Bupa has hit out at private hospitals for not publishing care quality measurements to match those from NHS trusts.
Addressing chief executives of all the UK's private hospitals, the move could be viewed as the first significant attempt to target the private healthcare sector since the Office of Fair Trading announced a review of the market.
A letter signed by Dr Andrew Vallance-Owen, group medical director, and Dr Natalie-Jane Macdonald, managing director of Bupa Health and Wellbeing, called on hospitals to be more transparent about their clinical quality metrics by publishing them in the same way the NHS does.
They found it hard to understand why the provision of clinical quality metrics remains so elusive in the private sector and concluded that the ethos of the private sector must be to encourage fair competition and enable informed choice by patients and commissioners.
The provider said it was prompted to contact private hospitals following the publication of this year's Dr Foster Hospital Guide, which includes a report card for every NHS hospital trust.
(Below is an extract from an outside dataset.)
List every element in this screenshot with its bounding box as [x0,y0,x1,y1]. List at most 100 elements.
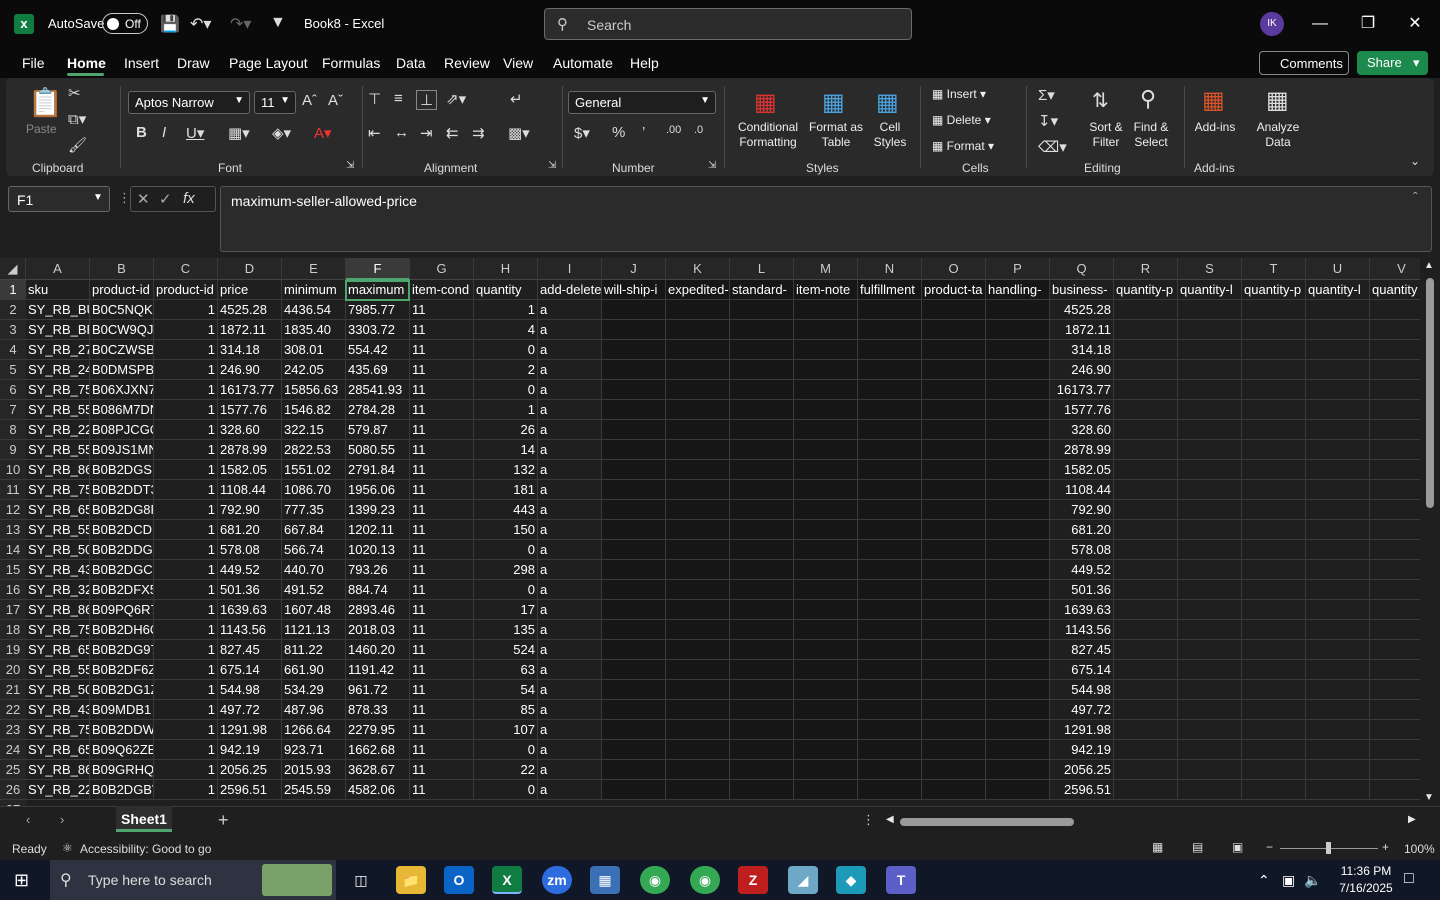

Trusts must produce figures detailing their effectiveness in:
- Preventing people from dying prematurely;
- Enhancing quality of life for people with long term conditions;
- Helping people to recover from episodes of ill health or injury;
- Ensuring people have a positive experience of care;
- Treating and caring for people in a safe environment and preventing avoidable harm.
They are then rated red, amber or green when compared to the performance of all trusts generally.
Dr Macdonald argued that patients were losing out in the process which she suggested was part of a marketwide agreement.
"Apart from very limited clinical information on the links to individual hospital websites, there is almost no comparative data to help patients compare private hospitals with others in the private sector, or the NHS," she said.
"As no private hospitals have a report card published in the Hospital Guide we presume there must be an agreement across the private hospital sector not to produce clinical data for this or similar publications.
"We believe that private hospitals must publish this type of information in time for the production of next year's Dr Foster Guide and also be much more engaged in the collection of patient reported outcomes on private patients to enable proper comparisons within the private sector and with the NHS and importantly, to demonstrate the excellent standards of care in the private sector," she added.